—Signor Salvani!—si provò finalmente a dire la buona ragazza.

—Orbene?—disse egli.—Andate pure dalla vostra signora che avrà bisogno di voi. Io rimango ad aspettarla.

—Oh, l'andrà per le lunghe!—soggiunse la cameriera.

—Non importa; ditele che faccia pure il comodo suo. Io ho tempo da aspettarla finchè non abbia finito.

—Ma….—ripigliò Cecchina, che non sapeva più cosa dire.—Ella ha da sapere che la signora, appena vestita, dovrà uscire in compagnia del conte Alerami.

—Ah! il conte Alerami!—esclamò Lorenzo, deponendo giornale e balzando in piedi.—Cecchina, io debbo parlare a Matilde.
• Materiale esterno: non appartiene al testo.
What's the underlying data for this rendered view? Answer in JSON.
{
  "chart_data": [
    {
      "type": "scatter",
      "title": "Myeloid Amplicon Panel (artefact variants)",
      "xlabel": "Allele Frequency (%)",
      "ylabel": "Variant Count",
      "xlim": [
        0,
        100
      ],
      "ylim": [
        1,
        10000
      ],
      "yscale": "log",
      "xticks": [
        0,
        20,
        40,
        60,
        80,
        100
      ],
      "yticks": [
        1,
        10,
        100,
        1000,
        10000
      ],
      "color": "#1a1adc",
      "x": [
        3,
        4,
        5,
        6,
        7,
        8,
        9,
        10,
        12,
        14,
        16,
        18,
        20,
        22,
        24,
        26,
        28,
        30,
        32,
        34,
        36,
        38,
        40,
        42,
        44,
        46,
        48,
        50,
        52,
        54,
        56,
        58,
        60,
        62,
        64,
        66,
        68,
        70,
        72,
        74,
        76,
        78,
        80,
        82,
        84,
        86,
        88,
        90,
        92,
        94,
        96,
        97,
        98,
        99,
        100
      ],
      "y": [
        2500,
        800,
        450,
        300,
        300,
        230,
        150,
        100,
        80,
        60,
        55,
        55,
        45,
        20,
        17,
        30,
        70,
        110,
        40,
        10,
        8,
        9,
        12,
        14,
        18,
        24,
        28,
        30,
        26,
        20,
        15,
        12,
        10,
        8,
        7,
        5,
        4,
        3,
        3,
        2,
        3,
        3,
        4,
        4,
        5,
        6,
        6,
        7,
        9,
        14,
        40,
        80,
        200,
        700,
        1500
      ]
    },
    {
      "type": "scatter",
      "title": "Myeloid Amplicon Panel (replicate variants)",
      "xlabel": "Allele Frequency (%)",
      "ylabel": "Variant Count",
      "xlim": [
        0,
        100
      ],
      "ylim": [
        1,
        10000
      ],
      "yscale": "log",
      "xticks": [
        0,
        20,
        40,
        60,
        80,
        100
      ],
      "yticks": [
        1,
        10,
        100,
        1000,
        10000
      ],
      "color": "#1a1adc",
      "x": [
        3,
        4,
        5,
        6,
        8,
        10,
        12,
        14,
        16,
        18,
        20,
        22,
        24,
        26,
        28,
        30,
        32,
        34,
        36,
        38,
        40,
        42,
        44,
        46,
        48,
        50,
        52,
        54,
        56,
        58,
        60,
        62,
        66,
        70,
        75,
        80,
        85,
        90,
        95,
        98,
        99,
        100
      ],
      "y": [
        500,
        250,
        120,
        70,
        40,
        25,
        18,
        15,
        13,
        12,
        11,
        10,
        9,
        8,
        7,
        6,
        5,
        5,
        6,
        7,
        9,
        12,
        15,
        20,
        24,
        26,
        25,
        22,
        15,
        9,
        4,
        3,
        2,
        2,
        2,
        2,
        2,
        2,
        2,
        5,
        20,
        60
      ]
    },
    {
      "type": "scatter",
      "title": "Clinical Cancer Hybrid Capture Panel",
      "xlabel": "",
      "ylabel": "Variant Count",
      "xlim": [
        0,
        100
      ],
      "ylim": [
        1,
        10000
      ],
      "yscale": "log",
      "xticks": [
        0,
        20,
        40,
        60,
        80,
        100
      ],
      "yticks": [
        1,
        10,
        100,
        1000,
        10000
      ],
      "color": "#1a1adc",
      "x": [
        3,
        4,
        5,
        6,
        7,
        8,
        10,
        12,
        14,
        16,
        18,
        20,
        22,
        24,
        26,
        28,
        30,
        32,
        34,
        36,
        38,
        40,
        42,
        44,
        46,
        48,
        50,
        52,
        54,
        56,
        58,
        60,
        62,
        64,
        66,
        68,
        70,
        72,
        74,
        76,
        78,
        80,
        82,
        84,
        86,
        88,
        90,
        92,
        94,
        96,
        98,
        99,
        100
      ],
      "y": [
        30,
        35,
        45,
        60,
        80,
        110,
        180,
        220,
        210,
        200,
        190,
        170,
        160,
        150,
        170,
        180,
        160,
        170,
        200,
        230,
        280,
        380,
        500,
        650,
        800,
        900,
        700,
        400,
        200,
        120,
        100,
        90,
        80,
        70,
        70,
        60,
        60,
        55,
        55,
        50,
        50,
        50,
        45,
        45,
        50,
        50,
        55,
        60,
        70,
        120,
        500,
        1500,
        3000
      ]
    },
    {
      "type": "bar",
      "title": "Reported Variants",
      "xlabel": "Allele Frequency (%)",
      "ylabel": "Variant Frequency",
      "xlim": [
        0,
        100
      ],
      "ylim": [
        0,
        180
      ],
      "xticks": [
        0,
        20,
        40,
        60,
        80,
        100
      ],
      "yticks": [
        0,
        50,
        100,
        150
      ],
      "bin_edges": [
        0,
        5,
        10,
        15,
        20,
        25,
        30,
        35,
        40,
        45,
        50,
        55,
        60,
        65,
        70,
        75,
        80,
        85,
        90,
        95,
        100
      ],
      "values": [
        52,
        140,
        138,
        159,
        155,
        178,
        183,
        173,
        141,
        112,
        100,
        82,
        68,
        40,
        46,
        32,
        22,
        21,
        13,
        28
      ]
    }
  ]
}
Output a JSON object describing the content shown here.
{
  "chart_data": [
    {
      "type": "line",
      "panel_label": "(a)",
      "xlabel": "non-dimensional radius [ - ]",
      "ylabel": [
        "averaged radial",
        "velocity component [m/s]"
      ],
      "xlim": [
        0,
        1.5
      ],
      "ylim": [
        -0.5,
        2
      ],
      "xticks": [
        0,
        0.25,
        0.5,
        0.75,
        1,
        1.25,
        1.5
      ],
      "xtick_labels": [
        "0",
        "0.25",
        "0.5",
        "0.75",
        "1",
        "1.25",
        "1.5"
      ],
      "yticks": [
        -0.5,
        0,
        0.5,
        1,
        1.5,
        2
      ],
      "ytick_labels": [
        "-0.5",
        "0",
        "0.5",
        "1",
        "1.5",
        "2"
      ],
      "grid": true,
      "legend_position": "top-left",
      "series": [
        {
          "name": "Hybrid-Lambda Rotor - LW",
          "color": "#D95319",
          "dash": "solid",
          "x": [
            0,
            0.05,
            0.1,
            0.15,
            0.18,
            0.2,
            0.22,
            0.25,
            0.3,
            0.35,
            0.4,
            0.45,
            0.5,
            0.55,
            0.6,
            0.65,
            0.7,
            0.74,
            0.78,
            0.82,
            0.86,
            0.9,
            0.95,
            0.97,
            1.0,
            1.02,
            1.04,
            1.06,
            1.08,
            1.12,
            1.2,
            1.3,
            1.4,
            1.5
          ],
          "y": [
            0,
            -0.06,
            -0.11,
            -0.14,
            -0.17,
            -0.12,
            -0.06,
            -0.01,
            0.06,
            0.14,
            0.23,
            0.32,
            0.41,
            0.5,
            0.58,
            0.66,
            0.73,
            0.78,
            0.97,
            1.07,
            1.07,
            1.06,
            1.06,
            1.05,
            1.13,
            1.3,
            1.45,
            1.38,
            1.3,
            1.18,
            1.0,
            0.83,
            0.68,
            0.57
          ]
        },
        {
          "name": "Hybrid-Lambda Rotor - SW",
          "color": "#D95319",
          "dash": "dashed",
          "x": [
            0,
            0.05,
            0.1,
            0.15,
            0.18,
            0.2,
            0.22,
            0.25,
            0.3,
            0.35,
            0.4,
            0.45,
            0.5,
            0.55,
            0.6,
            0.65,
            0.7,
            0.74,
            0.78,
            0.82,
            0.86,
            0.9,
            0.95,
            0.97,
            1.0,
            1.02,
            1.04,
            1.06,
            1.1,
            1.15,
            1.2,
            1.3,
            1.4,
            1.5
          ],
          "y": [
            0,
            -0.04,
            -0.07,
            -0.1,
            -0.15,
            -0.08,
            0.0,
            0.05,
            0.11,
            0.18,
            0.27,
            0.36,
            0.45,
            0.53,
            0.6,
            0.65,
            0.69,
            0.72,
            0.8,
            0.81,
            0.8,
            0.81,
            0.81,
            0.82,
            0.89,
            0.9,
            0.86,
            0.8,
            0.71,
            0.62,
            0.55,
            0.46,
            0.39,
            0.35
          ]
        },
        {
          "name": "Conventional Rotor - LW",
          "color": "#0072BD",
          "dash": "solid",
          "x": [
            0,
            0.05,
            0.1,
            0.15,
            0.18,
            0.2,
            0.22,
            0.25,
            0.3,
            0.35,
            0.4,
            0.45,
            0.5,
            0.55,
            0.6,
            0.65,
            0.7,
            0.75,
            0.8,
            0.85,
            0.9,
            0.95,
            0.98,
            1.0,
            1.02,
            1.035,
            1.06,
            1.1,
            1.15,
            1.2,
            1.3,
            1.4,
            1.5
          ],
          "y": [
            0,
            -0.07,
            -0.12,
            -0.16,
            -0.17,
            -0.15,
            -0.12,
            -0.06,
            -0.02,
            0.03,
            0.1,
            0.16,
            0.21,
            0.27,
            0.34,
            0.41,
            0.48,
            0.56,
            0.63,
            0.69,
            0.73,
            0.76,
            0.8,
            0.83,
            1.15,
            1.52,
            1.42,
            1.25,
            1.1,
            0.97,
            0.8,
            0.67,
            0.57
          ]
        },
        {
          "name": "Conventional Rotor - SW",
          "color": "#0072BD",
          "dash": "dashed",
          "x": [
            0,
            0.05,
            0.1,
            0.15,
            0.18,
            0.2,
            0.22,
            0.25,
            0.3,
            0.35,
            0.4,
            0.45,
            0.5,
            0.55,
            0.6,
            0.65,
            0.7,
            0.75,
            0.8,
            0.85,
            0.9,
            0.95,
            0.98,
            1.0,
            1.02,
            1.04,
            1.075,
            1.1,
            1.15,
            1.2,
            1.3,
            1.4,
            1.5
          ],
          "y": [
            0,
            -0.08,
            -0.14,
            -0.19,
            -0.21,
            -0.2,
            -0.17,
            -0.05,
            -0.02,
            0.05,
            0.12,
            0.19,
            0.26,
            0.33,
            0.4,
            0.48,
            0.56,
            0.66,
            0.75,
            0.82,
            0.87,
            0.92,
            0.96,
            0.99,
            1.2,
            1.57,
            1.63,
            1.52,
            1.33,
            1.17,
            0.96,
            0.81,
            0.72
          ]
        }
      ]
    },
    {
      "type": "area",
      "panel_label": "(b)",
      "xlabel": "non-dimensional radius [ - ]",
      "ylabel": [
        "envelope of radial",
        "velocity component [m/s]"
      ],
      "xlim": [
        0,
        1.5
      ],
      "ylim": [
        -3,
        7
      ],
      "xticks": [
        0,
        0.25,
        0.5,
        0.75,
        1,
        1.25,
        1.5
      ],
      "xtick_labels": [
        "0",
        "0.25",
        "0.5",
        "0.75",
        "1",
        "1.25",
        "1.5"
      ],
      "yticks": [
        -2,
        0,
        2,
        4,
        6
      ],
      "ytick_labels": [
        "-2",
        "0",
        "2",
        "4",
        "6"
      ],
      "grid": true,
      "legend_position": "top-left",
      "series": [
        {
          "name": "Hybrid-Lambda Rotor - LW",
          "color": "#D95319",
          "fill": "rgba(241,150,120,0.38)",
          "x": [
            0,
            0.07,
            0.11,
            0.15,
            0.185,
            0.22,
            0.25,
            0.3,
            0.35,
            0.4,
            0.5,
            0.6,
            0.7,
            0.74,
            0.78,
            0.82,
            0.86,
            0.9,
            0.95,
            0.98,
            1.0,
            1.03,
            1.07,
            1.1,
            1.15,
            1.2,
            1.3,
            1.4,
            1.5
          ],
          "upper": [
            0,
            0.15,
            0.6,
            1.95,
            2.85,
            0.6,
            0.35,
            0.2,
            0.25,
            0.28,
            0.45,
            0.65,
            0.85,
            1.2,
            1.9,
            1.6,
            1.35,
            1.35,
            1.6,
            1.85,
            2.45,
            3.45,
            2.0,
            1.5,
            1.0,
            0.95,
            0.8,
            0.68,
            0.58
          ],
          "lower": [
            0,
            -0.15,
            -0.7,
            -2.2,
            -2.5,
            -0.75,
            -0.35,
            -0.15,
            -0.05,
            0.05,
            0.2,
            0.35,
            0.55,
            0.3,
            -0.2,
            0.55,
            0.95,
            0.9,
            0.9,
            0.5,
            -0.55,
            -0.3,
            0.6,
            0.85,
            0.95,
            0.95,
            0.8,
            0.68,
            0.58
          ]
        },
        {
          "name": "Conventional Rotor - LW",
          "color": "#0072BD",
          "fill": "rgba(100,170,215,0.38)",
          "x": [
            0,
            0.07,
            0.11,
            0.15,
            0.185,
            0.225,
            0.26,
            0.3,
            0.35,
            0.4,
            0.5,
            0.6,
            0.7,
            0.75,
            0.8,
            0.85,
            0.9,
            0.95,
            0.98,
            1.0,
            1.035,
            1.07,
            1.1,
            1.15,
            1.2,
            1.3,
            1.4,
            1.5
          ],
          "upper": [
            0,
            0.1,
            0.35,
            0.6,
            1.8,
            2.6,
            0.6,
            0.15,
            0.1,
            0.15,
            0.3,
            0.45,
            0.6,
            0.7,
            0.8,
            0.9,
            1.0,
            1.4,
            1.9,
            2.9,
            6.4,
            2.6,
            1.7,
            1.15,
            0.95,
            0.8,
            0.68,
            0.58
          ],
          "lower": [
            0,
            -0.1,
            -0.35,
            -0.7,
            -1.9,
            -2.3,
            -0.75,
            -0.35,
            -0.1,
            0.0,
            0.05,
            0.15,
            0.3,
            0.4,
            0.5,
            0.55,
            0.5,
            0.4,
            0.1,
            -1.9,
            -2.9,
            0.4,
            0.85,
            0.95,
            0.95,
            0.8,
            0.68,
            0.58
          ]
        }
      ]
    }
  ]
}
—Oh, non vada in collera, signor Salvani!—disse Cecchina, indietreggiando dinanzi al giovine, che le si era avvicinato impetuoso.—La signora non può dispensarsi dall'andare a questa festa, e mi ha raccomandato di avvertirla che domani rimarrà in casa ad aspettarla. Veda che testa! avevo già dimenticato di dirlo.—

Cecchina nel suo turbamento aveva dimenticato le parole della contessa; ma, come i lettori vedono, correggeva la dimenticanza dei primi momenti, ripetendole con quella buona grazia che la contessa non avea posto a proferirle.

—Domani!—esclamò con accento di amarezza Lorenzo.—C'è qualcuno di là. La signora è già vestita per uscire, e il conte Alerami è già venuto. Ecco perchè mi dite di andarmene.

—Oh, signor Salvani! Le giuro che la s'inganna.